Even without implementing changes, though, planning for CFD begins roughly 14 months in advance – especially booking contract acts for night show performances such as Miranda Lambert and Post Malone. Event staff worked with agents to discuss availability, ticket cost, venue specifications and other details before solidifying an agreement more than a year ago.
“We only have a 10-day window, and it’s really hard because of their tour dates,” Siler said. “There are a lot of acts that want to be here.”
Securing contracts with cowboys and other rodeo performers starts early, as well.
“We start working on planning the show by September,” said CFD Rodeo Committee Chairman Chad Mathews. “We talk to all of our contractors whose contracts are up to figure out how we can move forward and make adjustments.”
One high-profile change to this year’s rodeo was adopting a tournament-style for the first time in the show’s history. This led some of the country’s top tie-down ropers and steer wrestlers to boycott the show amid changes they say will result in less financial gain and more wear on athletes.
But Mathews said the decision was based heavily on what audiences asked for.
“Fans wanted something that’s easier to understand,” he said. “Eighty-five percent of our fans said this is the first rodeo they’ve ever seen, or the only one they go to. At the same time, we want to protect our brand enough that the long-term fans are not alienated. We’ll see what the market research says this year and what the crowd thought of it and go from there.”
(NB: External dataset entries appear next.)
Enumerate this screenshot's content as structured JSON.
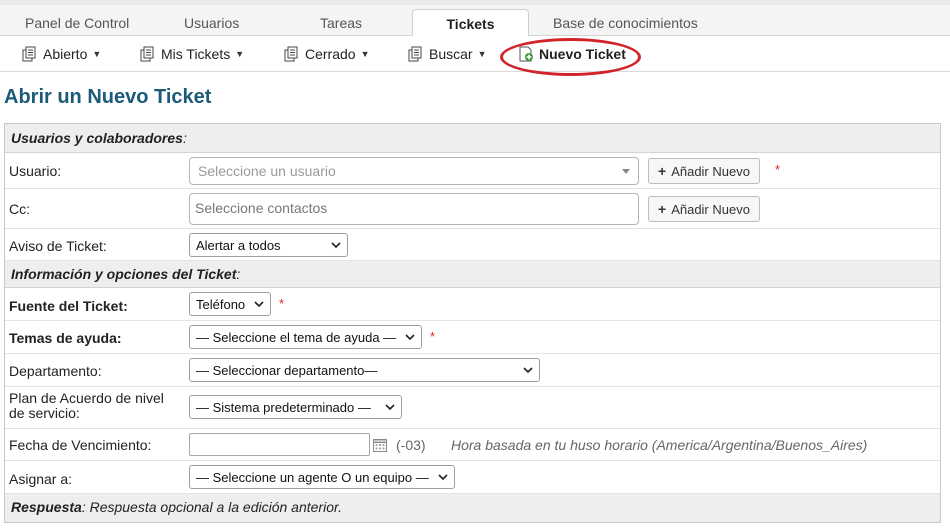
{
  "top_tabs": [
    "Panel de Control",
    "Usuarios",
    "Tareas",
    "Tickets",
    "Base de conocimientos"
  ],
  "sub_nav": {
    "items": [
      "Abierto",
      "Mis Tickets",
      "Cerrado",
      "Buscar",
      "Nuevo Ticket"
    ]
  },
  "page_title": "Abrir un Nuevo Ticket",
  "sections": {
    "users": "Usuarios y colaboradores",
    "info": "Información y opciones del Ticket",
    "response_bold": "Respuesta",
    "response_rest": ": Respuesta opcional a la edición anterior."
  },
  "fields": {
    "usuario_label": "Usuario:",
    "usuario_placeholder": "Seleccione un usuario",
    "cc_label": "Cc:",
    "cc_placeholder": "Seleccione contactos",
    "add_new": "Añadir Nuevo",
    "aviso_label": "Aviso de Ticket:",
    "aviso_value": "Alertar a todos",
    "fuente_label": "Fuente del Ticket:",
    "fuente_value": "Teléfono",
    "temas_label": "Temas de ayuda:",
    "temas_value": "— Seleccione el tema de ayuda —",
    "depto_label": "Departamento:",
    "depto_value": "— Seleccionar departamento—",
    "sla_label_1": "Plan de Acuerdo de nivel",
    "sla_label_2": "de servicio:",
    "sla_value": "— Sistema predeterminado —",
    "fecha_label": "Fecha de Vencimiento:",
    "tz_offset": "(-03)",
    "tz_hint": "Hora basada en tu huso horario (America/Argentina/Buenos_Aires)",
    "asignar_label": "Asignar a:",
    "asignar_value": "— Seleccione un agente O un equipo —",
    "required_mark": "*",
    "colon": ":"
  },
  "colors": {
    "title": "#1d5b7a",
    "highlight": "#d2232a",
    "required": "#dd2222"
  }
}
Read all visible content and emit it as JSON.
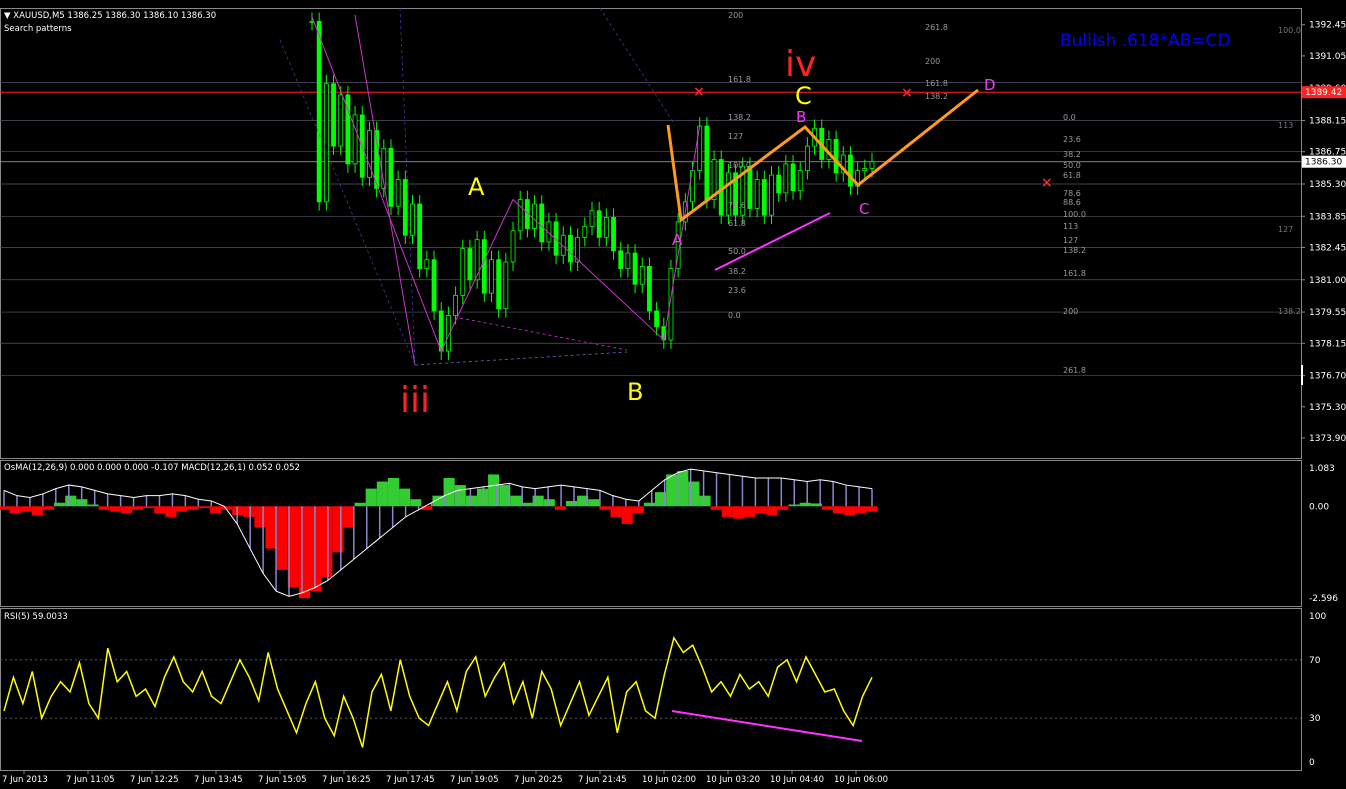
{
  "header": {
    "symbol_info": "XAUUSD,M5  1386.25 1386.30 1386.10 1386.30",
    "subtitle": "Search patterns",
    "osma_info": "OsMA(12,26,9) 0.000 0.000 0.000 -0.107  MACD(12,26,1) 0.052 0.052",
    "rsi_info": "RSI(5) 59.0033"
  },
  "pattern_title": "Bullish .618*AB=CD",
  "colors": {
    "background": "#000000",
    "candle": "#00ff00",
    "pattern_line": "#ff9922",
    "rsi": "#ffff00",
    "osma_pos": "#33cc33",
    "osma_neg": "#ff0000",
    "current_price_bg": "#ffffff",
    "marked_price_bg": "#ff2222",
    "title": "#0000ff"
  },
  "chart_data": [
    {
      "type": "candlestick",
      "symbol": "XAUUSD",
      "timeframe": "M5",
      "ylim": [
        1373.0,
        1393.2
      ],
      "y_ticks": [
        "1392.45",
        "1391.05",
        "1389.60",
        "1388.15",
        "1386.75",
        "1385.30",
        "1383.85",
        "1382.45",
        "1381.00",
        "1379.55",
        "1378.15",
        "1376.70",
        "1375.30",
        "1373.90"
      ],
      "current_price": "1386.30",
      "marked_price": "1389.42",
      "x_ticks": [
        "7 Jun 2013",
        "7 Jun 11:05",
        "7 Jun 12:25",
        "7 Jun 13:45",
        "7 Jun 15:05",
        "7 Jun 16:25",
        "7 Jun 17:45",
        "7 Jun 19:05",
        "7 Jun 20:25",
        "7 Jun 21:45",
        "10 Jun 02:00",
        "10 Jun 03:20",
        "10 Jun 04:40",
        "10 Jun 06:00"
      ],
      "closes": [
        1392.6,
        1384.5,
        1389.8,
        1387.0,
        1389.3,
        1386.2,
        1388.4,
        1385.6,
        1387.7,
        1385.1,
        1386.9,
        1384.3,
        1385.5,
        1383.0,
        1384.4,
        1381.5,
        1381.9,
        1379.6,
        1377.8,
        1379.4,
        1380.3,
        1382.4,
        1381.0,
        1382.8,
        1380.4,
        1381.9,
        1379.7,
        1381.8,
        1383.2,
        1384.6,
        1383.3,
        1384.4,
        1382.7,
        1383.6,
        1382.1,
        1383.0,
        1381.8,
        1382.9,
        1383.4,
        1384.1,
        1382.9,
        1383.8,
        1382.3,
        1381.5,
        1382.2,
        1380.8,
        1381.6,
        1379.6,
        1378.9,
        1378.3,
        1381.5,
        1383.6,
        1384.5,
        1385.9,
        1387.9,
        1384.6,
        1386.4,
        1383.9,
        1385.8,
        1383.9,
        1386.1,
        1384.2,
        1385.5,
        1383.9,
        1385.7,
        1384.9,
        1386.2,
        1385.0,
        1385.9,
        1387.0,
        1387.8,
        1386.4,
        1387.3,
        1385.8,
        1386.6,
        1385.2,
        1385.9,
        1386.0,
        1386.3
      ]
    },
    {
      "type": "histogram",
      "name": "OsMA(12,26,9)",
      "ylim": [
        -2.596,
        1.083
      ],
      "y_ticks": [
        "1.083",
        "0.00",
        "-2.596"
      ],
      "values": [
        -0.1,
        -0.2,
        -0.15,
        -0.25,
        -0.1,
        0.1,
        0.3,
        0.2,
        0.05,
        -0.1,
        -0.15,
        -0.2,
        -0.1,
        -0.05,
        -0.2,
        -0.3,
        -0.15,
        -0.1,
        -0.05,
        -0.2,
        -0.1,
        -0.25,
        -0.3,
        -0.6,
        -1.2,
        -1.8,
        -2.3,
        -2.6,
        -2.4,
        -2.0,
        -1.3,
        -0.6,
        0.1,
        0.5,
        0.7,
        0.8,
        0.5,
        0.2,
        -0.1,
        0.3,
        0.8,
        0.6,
        0.3,
        0.5,
        0.9,
        0.6,
        0.3,
        0.1,
        0.3,
        0.2,
        -0.1,
        0.15,
        0.3,
        0.2,
        -0.1,
        -0.3,
        -0.5,
        -0.2,
        0.1,
        0.4,
        0.9,
        1.0,
        0.7,
        0.3,
        -0.1,
        -0.3,
        -0.35,
        -0.3,
        -0.2,
        -0.25,
        -0.1,
        0.05,
        0.1,
        0.08,
        -0.1,
        -0.2,
        -0.25,
        -0.2,
        -0.15
      ],
      "line": [
        0.45,
        0.3,
        0.25,
        0.35,
        0.5,
        0.6,
        0.55,
        0.45,
        0.35,
        0.3,
        0.25,
        0.3,
        0.3,
        0.35,
        0.3,
        0.2,
        0.15,
        0.0,
        -0.5,
        -1.2,
        -1.9,
        -2.4,
        -2.55,
        -2.45,
        -2.3,
        -2.1,
        -1.8,
        -1.5,
        -1.2,
        -0.9,
        -0.6,
        -0.3,
        -0.1,
        0.1,
        0.3,
        0.45,
        0.5,
        0.55,
        0.6,
        0.65,
        0.55,
        0.5,
        0.55,
        0.6,
        0.55,
        0.5,
        0.45,
        0.3,
        0.2,
        0.15,
        0.45,
        0.75,
        0.95,
        1.05,
        1.0,
        0.95,
        0.9,
        0.85,
        0.8,
        0.8,
        0.8,
        0.75,
        0.7,
        0.75,
        0.7,
        0.6,
        0.55,
        0.5
      ]
    },
    {
      "type": "line",
      "name": "RSI(5)",
      "ylim": [
        0,
        100
      ],
      "y_ticks": [
        "100",
        "70",
        "30",
        "0"
      ],
      "levels": [
        70,
        30
      ],
      "values": [
        35,
        58,
        40,
        62,
        30,
        45,
        55,
        48,
        68,
        40,
        30,
        78,
        55,
        62,
        45,
        50,
        38,
        58,
        72,
        55,
        48,
        62,
        45,
        40,
        55,
        70,
        58,
        42,
        75,
        50,
        35,
        20,
        40,
        55,
        30,
        18,
        45,
        30,
        10,
        48,
        60,
        35,
        70,
        45,
        30,
        25,
        40,
        55,
        35,
        62,
        72,
        45,
        58,
        68,
        40,
        55,
        30,
        62,
        50,
        25,
        40,
        55,
        32,
        45,
        58,
        20,
        48,
        55,
        35,
        30,
        60,
        85,
        75,
        80,
        65,
        48,
        55,
        45,
        60,
        50,
        55,
        45,
        65,
        70,
        55,
        72,
        60,
        48,
        50,
        35,
        25,
        45,
        58
      ]
    }
  ],
  "annotations": {
    "wave_iii": "iii",
    "wave_iv": "iv",
    "left_a": "A",
    "left_b": "B",
    "left_c": "C",
    "abcd_a": "A",
    "abcd_b": "B",
    "abcd_c": "C",
    "abcd_d": "D",
    "fib_left": [
      "200",
      "161.8",
      "138.2",
      "127",
      "100.0",
      "78.6",
      "61.8",
      "50.0",
      "38.2",
      "23.6",
      "0.0"
    ],
    "fib_right_top": [
      "261.8",
      "200",
      "161.8",
      "138.2",
      "0.0",
      "23.6",
      "38.2",
      "50.0",
      "61.8",
      "78.6",
      "88.6",
      "100.0",
      "113",
      "127",
      "138.2",
      "161.8",
      "200",
      "261.8"
    ],
    "fib_far_right": [
      "100.0",
      "113",
      "127",
      "138.2"
    ]
  }
}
Next year, CFD’s new Park-n-Ride location on Southwest Drive will officially open to better streamline traffic flow to and from the park.
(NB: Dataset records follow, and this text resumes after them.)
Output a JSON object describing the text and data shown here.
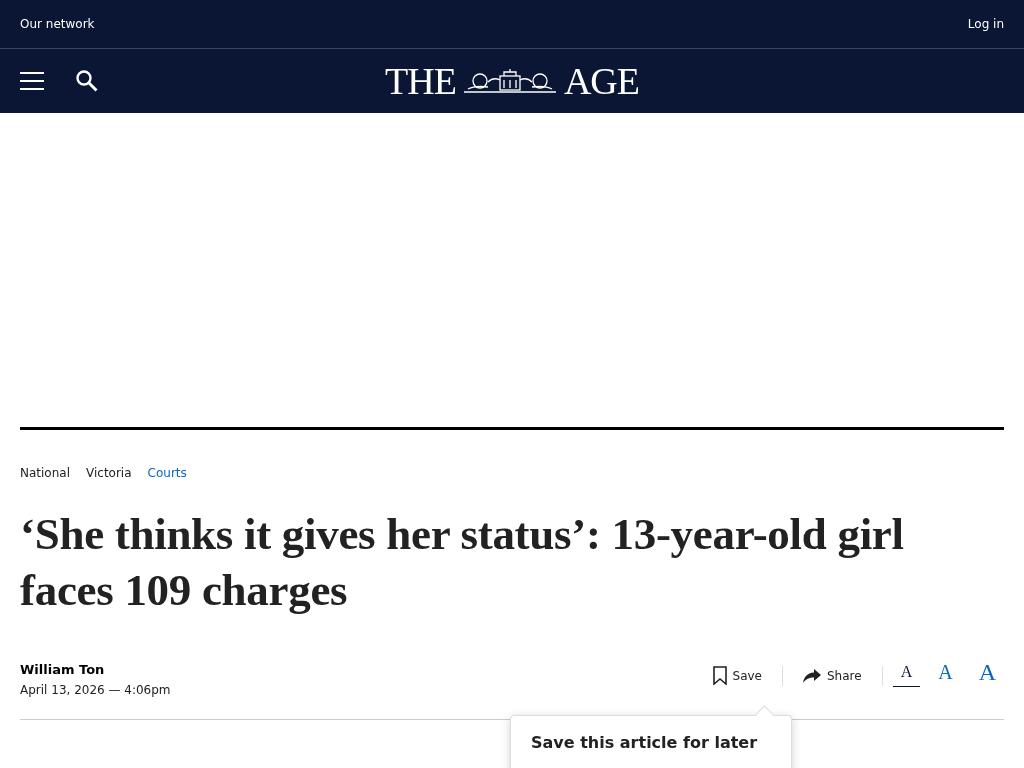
{
  "top_bar": {
    "network_link": "Our network",
    "login_link": "Log in"
  },
  "masthead": {
    "logo_left": "THE",
    "logo_right": "AGE"
  },
  "breadcrumbs": [
    {
      "label": "National",
      "selected": false
    },
    {
      "label": "Victoria",
      "selected": false
    },
    {
      "label": "Courts",
      "selected": true
    }
  ],
  "headline": "‘She thinks it gives her status’: 13-year-old girl faces 109 charges",
  "byline": {
    "author": "William Ton",
    "date": "April 13, 2026 — 4:06pm"
  },
  "actions": [
    {
      "kind": "save",
      "label": "Save"
    },
    {
      "kind": "share",
      "label": "Share"
    }
  ],
  "font_sizes": [
    {
      "kind": "small",
      "label": "A",
      "selected": true
    },
    {
      "kind": "medium",
      "label": "A",
      "selected": false
    },
    {
      "kind": "large",
      "label": "A",
      "selected": false
    }
  ],
  "save_popup": {
    "title": "Save this article for later"
  }
}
And organizers are still developing a vision for the rodeo, assisting with product development, infrastructure upgrades and organization planning tools to help keep it relevant in the modern world.
Officials anticipate technological advancements in entertainment and competitive sports, and the committee may incorporate emerging technologies, such as virtual and augmented reality to enhance the visitor experience.
The organization will also consider participatory experiences with future CFD events.
“This year, we introduced a website where rodeo fans can guess the scores of contestants during each ride,” Hirsig said. “If you’re the closest guess, you can win a Wrangler certificate. The high-point person for the day gets a $300 gift card, and the highest guesser for the week receives a $3,000 gift card. The technology piece is a big one; we want people to get more interactive and involved with rodeo.”
New security measures may be added next year to keep up with new and evolving safety concerns, and Hirsig said CFD will also continue to prioritize animal safety and transparency in discussing participant and animal injuries.
“And, the year after next, it will be the 125th Cheyenne Frontier Days,” Hirsig said. “So the expectations for that will be particularly high.”